Clinical Mass Spectrometry Laboratory, Clinical Research Institute, Affiliated Nanhua Hospital, University of South China, Hengyang, PR China.
Endocrine Department, Affiliated Nanhua Hospital, University of South China, Hengyang, PR China.
Hum Exp Toxicol. 2023 Jan-Dec;42:9603271231217992. doi: 10.1177/09603271231217992.
: Adipose tissue is a dynamic endocrine organ that plays a key role in regulating metabolic homeostasis. Previous studies confirmed that bisphenol A (BPA) or fructose can interfere with the function of adipose tissue. Nonetheless, knowledge on how exposure to BPA and fructose impacts energy metabolism in adipose tissue remains limited.: To determine impact of combined chronic exposure to low-dose bisphenol A and fructose on serum adipocytokines and the energy target metabolome in white adipose tissue.: 57 energy metabolic intermediates in adipose tissue and 7 adipocytokines in serum from Sprague Dawley rats were examined after combined exposure to two levels of BPA (lower dose: 0.25, and higher dose: 25 μg/kg every other day) and 5% fructose for 6 months.: combined exposure to lower-dose BPA and fructose significantly increased omentin-1, pyruvic acid, adenosine triphosphate (ATP), adenosine monophosphate (AMP), inosine monophosphate (IMP), inosine, and l-lactate; however, these parameters were not significantly affected by higher-dose BPA combined with fructose. Interestingly, the level of succinate (an intermediate of the citric acid cycle) increased dose-dependently in adipose tissue, and the level of apelin 13 (a versatile adipocytokine) decreased dose-dependently in serum after combined exposure to BPA and fructose. Phosphoenolpyruvic acid, phenyl-lactate, and ornithine were significantly correlated with asprosin, omentin-1, apelin, apelin 13, and adiponectin, while l-tyrosine was significantly correlated with irisin and a-FABP under combined exposure to BPA and fructose.: these findings indicated that lower-dose BPA combined with fructose could amplify the impact on glycolysis, energy storage, and purine nucleotide biosynthesis in adipose tissue, and adipocytokines, such as omentin-1 and apelin 13, may be related to metabolic interference induced by BPA and fructose exposure.

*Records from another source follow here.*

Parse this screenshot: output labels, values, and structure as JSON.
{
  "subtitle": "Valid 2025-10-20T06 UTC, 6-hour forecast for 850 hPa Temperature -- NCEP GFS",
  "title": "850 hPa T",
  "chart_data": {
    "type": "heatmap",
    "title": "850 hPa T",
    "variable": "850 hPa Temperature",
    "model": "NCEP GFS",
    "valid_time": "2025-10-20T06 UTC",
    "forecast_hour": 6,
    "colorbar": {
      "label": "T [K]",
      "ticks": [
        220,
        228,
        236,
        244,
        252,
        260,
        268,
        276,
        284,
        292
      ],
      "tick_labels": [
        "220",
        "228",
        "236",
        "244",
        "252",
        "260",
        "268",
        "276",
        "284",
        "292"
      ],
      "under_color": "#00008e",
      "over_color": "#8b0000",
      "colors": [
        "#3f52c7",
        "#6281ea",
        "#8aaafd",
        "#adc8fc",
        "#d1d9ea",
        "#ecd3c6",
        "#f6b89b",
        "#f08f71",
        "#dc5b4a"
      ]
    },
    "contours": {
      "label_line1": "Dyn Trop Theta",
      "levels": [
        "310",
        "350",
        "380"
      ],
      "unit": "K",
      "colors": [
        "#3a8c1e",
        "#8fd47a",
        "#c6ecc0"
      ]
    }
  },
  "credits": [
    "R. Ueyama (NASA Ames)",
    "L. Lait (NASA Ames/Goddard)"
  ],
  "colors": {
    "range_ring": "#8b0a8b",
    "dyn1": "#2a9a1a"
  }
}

脂肪组织是一个动态的内分泌器官,在调节代谢平衡方面起着关键作用。先前的研究证实,双酚 A(BPA)或果糖会干扰脂肪组织的功能。尽管如此,关于 BPA 和果糖暴露如何影响脂肪组织的能量代谢知之甚少。
确定慢性低剂量 BPA 和果糖联合暴露对白色脂肪组织血清脂肪细胞因子和能量靶代谢组的影响。
对 Sprague Dawley 大鼠在联合暴露于两种剂量的 BPA(低剂量:0.25μg/kg,每隔一天;高剂量:25μg/kg,每隔一天)和 5%果糖 6 个月后,检测脂肪组织中的 57 种能量代谢中间产物和血清中的 7 种脂肪细胞因子。
联合暴露于低剂量 BPA 和果糖显著增加了网膜素-1、丙酮酸、三磷酸腺苷(ATP)、一磷酸腺苷(AMP)、次黄嘌呤单磷酸(IMP)、次黄嘌呤和 l-乳酸;然而,高剂量 BPA 联合果糖联合暴露对这些参数没有显著影响。有趣的是,琥珀酸(柠檬酸循环的中间产物)的水平在脂肪组织中呈剂量依赖性增加,而血清中阿立新 13(一种多功能脂肪细胞因子)的水平在 BPA 和果糖联合暴露后呈剂量依赖性降低。磷酸烯醇丙酮酸、苯乳酸和鸟氨酸与胰高血糖素原、网膜素-1、阿立新、阿立新 13 和脂联素显著相关,而 l-酪氨酸与 BPA 和果糖联合暴露下的鸢尾素和 a-FABP 显著相关。
低剂量 BPA 联合果糖可放大对脂肪组织糖酵解、能量储存和嘌呤核苷酸生物合成的影响,而脂肪细胞因子,如网膜素-1 和阿立新 13,可能与 BPA 和果糖暴露引起的代谢干扰有关。